The audio from this experiment is “textless speech;” indeed, isn’t this the origin of human language? Isn’t copying sounds how we learn to speak when we don’t possess the ability to articulate from a textual basis?
On the façades of Lo Pati Rubén Grilo presents a group of pieces that give continuity to Screen Alphabet, a series of sculptures initiated in 2011 in which he employs tubular structures and projection screens to draw letters. Grilo refers to these letters as an “alphabet in ruins”, a series of materially singular pieces in which the rigid and the soft converge. On the one hand, the steel that allows them to be anchored and defines tension points, on the other, the screen, a material without memory that appears here devoid of its main function: to be the support for an image. The repetition, or in this case, the rewriting, of the letter R, functions in the same way as a generative process, in which the distinction between model and copy appears blurred. Just as in Progress Barks the dog’s bark fails to convey a message, by extracting the letters from their usual frames of action—text and speech—Grilo underlines their functional precariousness. If inside Lo Pati the barks put into practice a speech devoid of text, on the outside we find a sequence of letters that is not inscribed in any word.

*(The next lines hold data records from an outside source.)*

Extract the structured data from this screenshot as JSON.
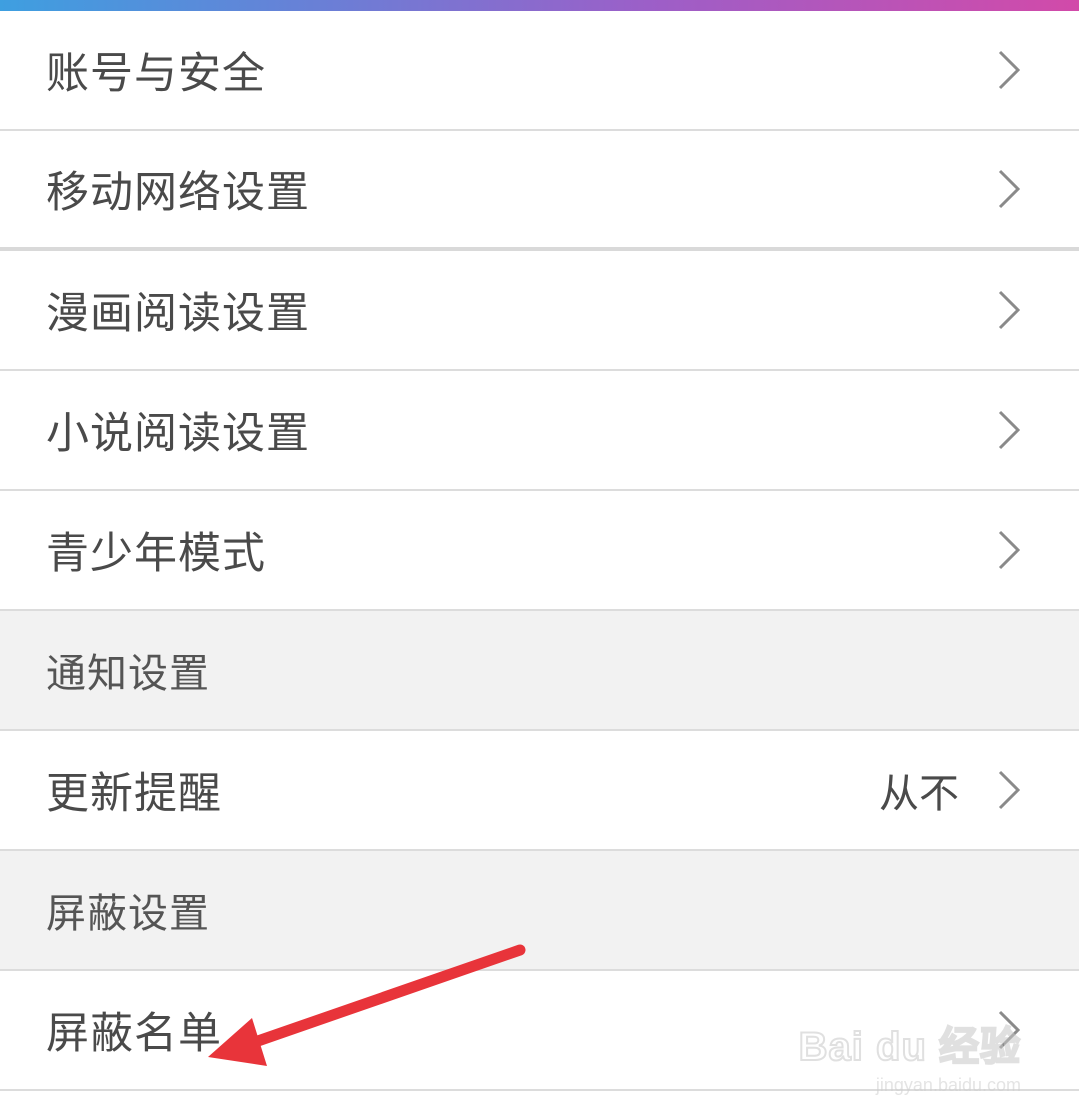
{
  "settings": {
    "items": [
      {
        "label": "账号与安全"
      },
      {
        "label": "移动网络设置"
      },
      {
        "label": "漫画阅读设置"
      },
      {
        "label": "小说阅读设置"
      },
      {
        "label": "青少年模式"
      }
    ],
    "notify_section": {
      "label": "通知设置"
    },
    "update_reminder": {
      "label": "更新提醒",
      "value": "从不"
    },
    "block_section": {
      "label": "屏蔽设置"
    },
    "block_list": {
      "label": "屏蔽名单"
    }
  },
  "watermark": {
    "logo_text": "Bai du 经验",
    "url": "jingyan.baidu.com"
  },
  "colors": {
    "annotation_arrow": "#e8343a",
    "gradient_start": "#3e9fe0",
    "gradient_end": "#d24aa9"
  },
  "icons": {
    "row_chevron": "chevron-right-icon"
  }
}
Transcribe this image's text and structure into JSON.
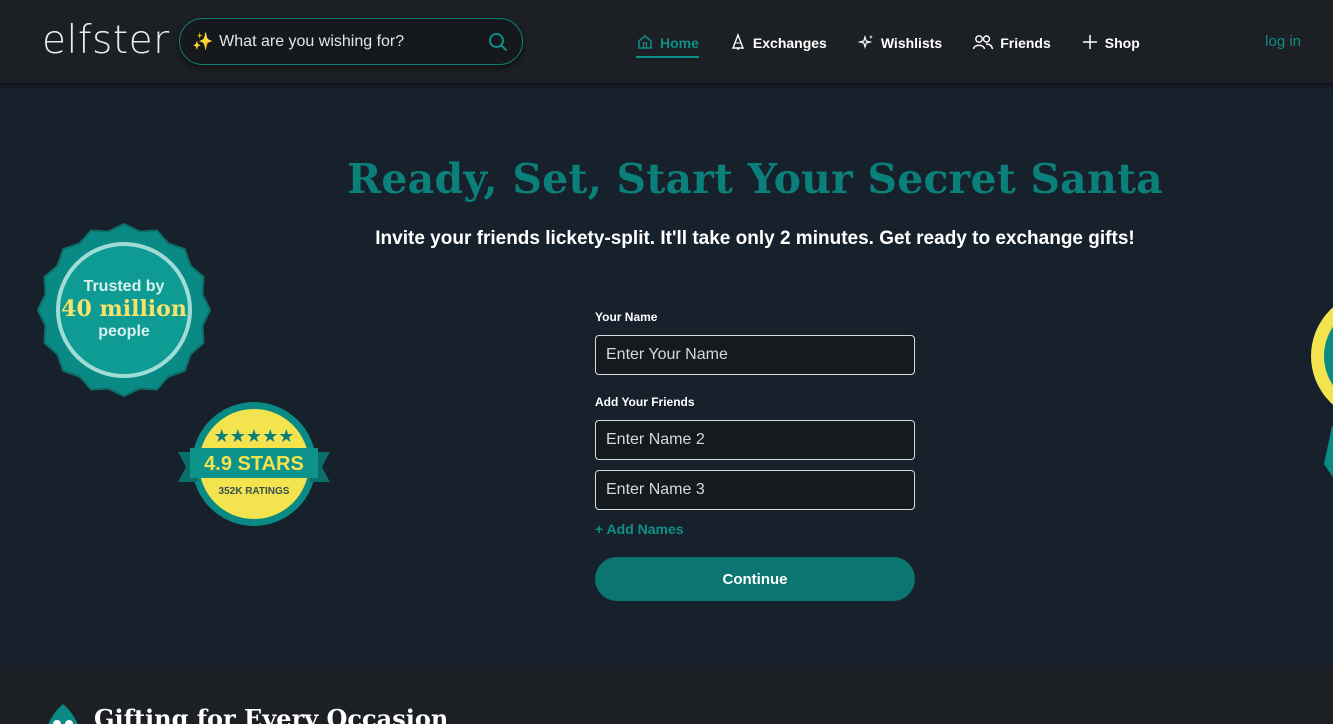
{
  "header": {
    "logo": "elfster",
    "search": {
      "placeholder": "What are you wishing for?",
      "sparkle_icon": "✨"
    },
    "nav": [
      {
        "label": "Home",
        "icon": "home-icon",
        "active": true
      },
      {
        "label": "Exchanges",
        "icon": "tree-icon",
        "active": false
      },
      {
        "label": "Wishlists",
        "icon": "sparkles-icon",
        "active": false
      },
      {
        "label": "Friends",
        "icon": "users-icon",
        "active": false
      },
      {
        "label": "Shop",
        "icon": "plus-icon",
        "active": false
      }
    ],
    "login": "log in"
  },
  "hero": {
    "title": "Ready, Set, Start Your Secret Santa",
    "subtitle": "Invite your friends lickety-split. It'll take only 2 minutes. Get ready to exchange gifts!"
  },
  "badges": {
    "trusted": {
      "line1": "Trusted by",
      "line2": "40 million",
      "line3": "people"
    },
    "rating": {
      "stars": "★★★★★",
      "value": "4.9 STARS",
      "count": "352K RATINGS"
    }
  },
  "form": {
    "your_name_label": "Your Name",
    "your_name_placeholder": "Enter Your Name",
    "friends_label": "Add Your Friends",
    "friend_placeholders": [
      "Enter Name 2",
      "Enter Name 3"
    ],
    "add_names": "+ Add Names",
    "continue": "Continue"
  },
  "footer": {
    "title": "Gifting for Every Occasion"
  },
  "colors": {
    "teal": "#0b7f79",
    "background": "#17212c",
    "header": "#1c1f23",
    "yellow": "#f2e34f"
  }
}
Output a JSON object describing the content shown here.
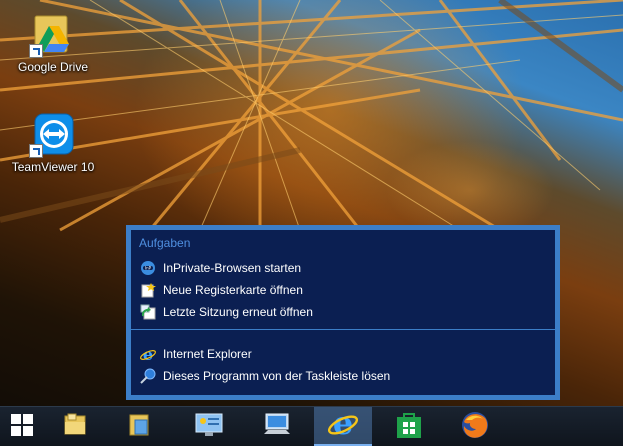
{
  "desktop": {
    "icons": [
      {
        "label": "Google Drive",
        "icon": "google-drive-icon"
      },
      {
        "label": "TeamViewer 10",
        "icon": "teamviewer-icon"
      }
    ]
  },
  "jumplist": {
    "heading": "Aufgaben",
    "tasks": [
      {
        "label": "InPrivate-Browsen starten",
        "icon": "inprivate-icon"
      },
      {
        "label": "Neue Registerkarte öffnen",
        "icon": "new-tab-icon"
      },
      {
        "label": "Letzte Sitzung erneut öffnen",
        "icon": "reopen-session-icon"
      }
    ],
    "program": {
      "label": "Internet Explorer",
      "icon": "internet-explorer-icon"
    },
    "unpin": {
      "label": "Dieses Programm von der Taskleiste lösen",
      "icon": "unpin-icon"
    }
  },
  "taskbar": {
    "buttons": [
      {
        "icon": "windows-start-icon"
      },
      {
        "icon": "file-explorer-icon"
      },
      {
        "icon": "folder-icon"
      },
      {
        "icon": "control-panel-icon"
      },
      {
        "icon": "computer-icon"
      },
      {
        "icon": "internet-explorer-icon",
        "active": true
      },
      {
        "icon": "windows-store-icon"
      },
      {
        "icon": "firefox-icon"
      }
    ]
  },
  "colors": {
    "jumplist_frame": "#3c7ec8",
    "jumplist_background": "#0b1f52",
    "heading": "#4f8fe0",
    "taskbar": "#131b25",
    "active_accent": "#79b0ef"
  }
}
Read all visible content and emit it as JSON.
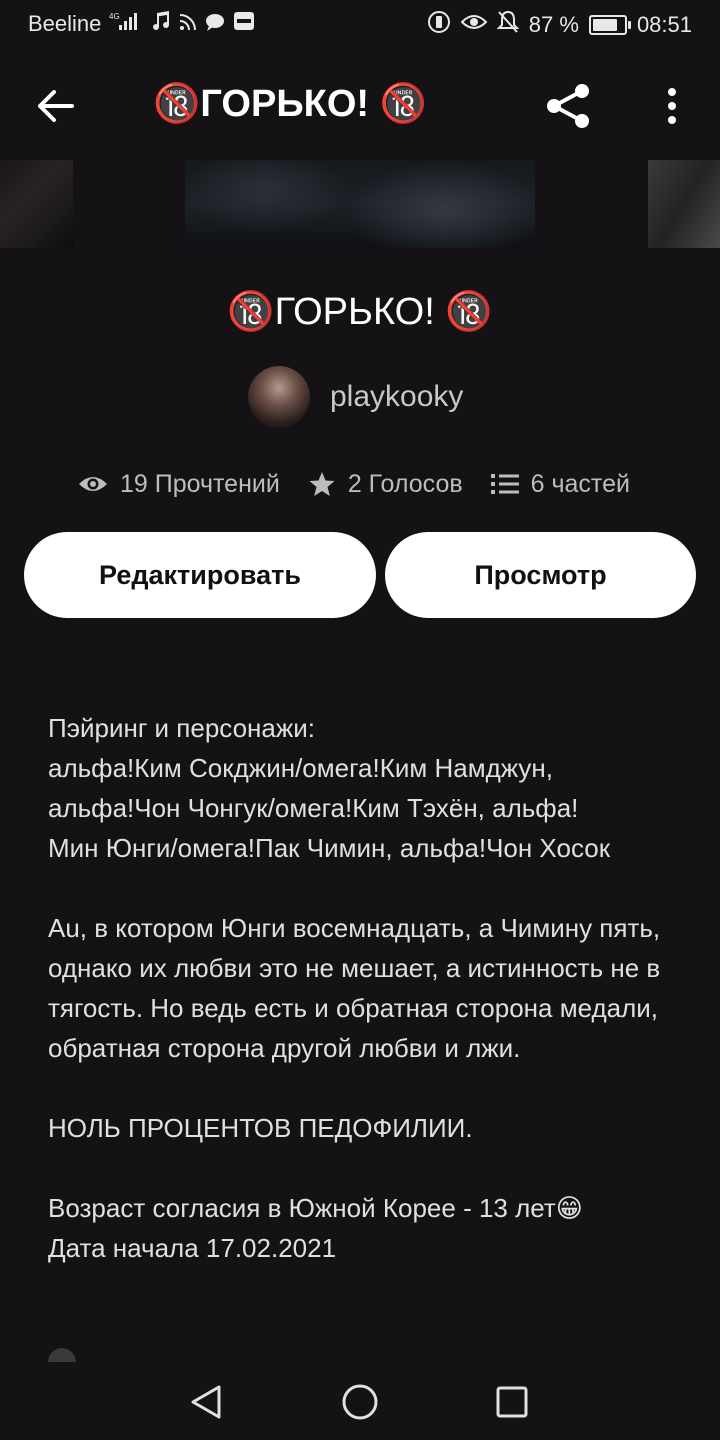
{
  "status_bar": {
    "carrier": "Beeline",
    "network": "4G",
    "battery_percent": "87 %",
    "battery_level": 0.87,
    "time": "08:51"
  },
  "app_bar": {
    "title": "🔞ГОРЬКО! 🔞"
  },
  "story": {
    "title": "🔞ГОРЬКО! 🔞",
    "author": "playkooky",
    "reads": "19 Прочтений",
    "votes": "2 Голосов",
    "parts": "6 частей"
  },
  "buttons": {
    "edit": "Редактировать",
    "view": "Просмотр"
  },
  "description": {
    "pairing_label": "Пэйринг и персонажи:",
    "pairing_1": "альфа!Ким Сокджин/омега!Ким Намджун,",
    "pairing_2": "альфа!Чон Чонгук/омега!Ким Тэхён, альфа!",
    "pairing_3": "Мин Юнги/омега!Пак Чимин, альфа!Чон Хосок",
    "summary": "Au, в котором Юнги восемнадцать, а Чимину пять, однако их любви это не мешает, а истинность не в тягость. Но ведь есть и обратная сторона медали, обратная сторона другой любви и лжи.",
    "notice": "НОЛЬ ПРОЦЕНТОВ ПЕДОФИЛИИ.",
    "age_note": "Возраст согласия в Южной Корее - 13 лет😁",
    "start_date": "Дата начала 17.02.2021"
  },
  "icons": {
    "back": "arrow-left-icon",
    "share": "share-icon",
    "more": "more-vertical-icon",
    "reads": "eye-icon",
    "votes": "star-icon",
    "parts": "list-icon"
  },
  "colors": {
    "background": "#141214",
    "button_bg": "#ffffff",
    "button_text": "#111111",
    "muted_text": "#bdbdbd"
  }
}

The choice of the letter that gives the project its name is no coincidence. The R, the nineteenth letter of the alphabet, was formerly known as “littera canina,” canine letter (isn’t the sound of the R the sound a dog makes when it growls?) Thus, we could venture to think that it was the close contact between dogs and humans that made it possible to identify and integrate this letter into the Latin alphabet. The paradox presented by this fact is that, just as the letter R displays an archaic trace of inter-species communication, according to Grilo, the R, like many other letters that are difficult to pronounce, also has the capacity to establish a non-geographical boundary. This boundary would no longer be located in the discursive sense we give to words, but in the use of the word as an instrument of discrimination and empowerment, of acceptance and rejection.
In one of the first conversations, we had with Rubén Grilo about this project, he spoke to me about weedy rice. This variety of wild rice is characteristic for its red coloured grain and its spike,
which produces a lower amount of rice compared to other varieties, a fact that causes it to be considered a plague. It is inevitable to establish a connection between the weedy rice, the dogs and the trembling R’s that occupy the façades of Lo Pati: although they do so in different ways, all three exist as impure forms of life that resist domestication, and yet contribute to a territory that manifests by mingling.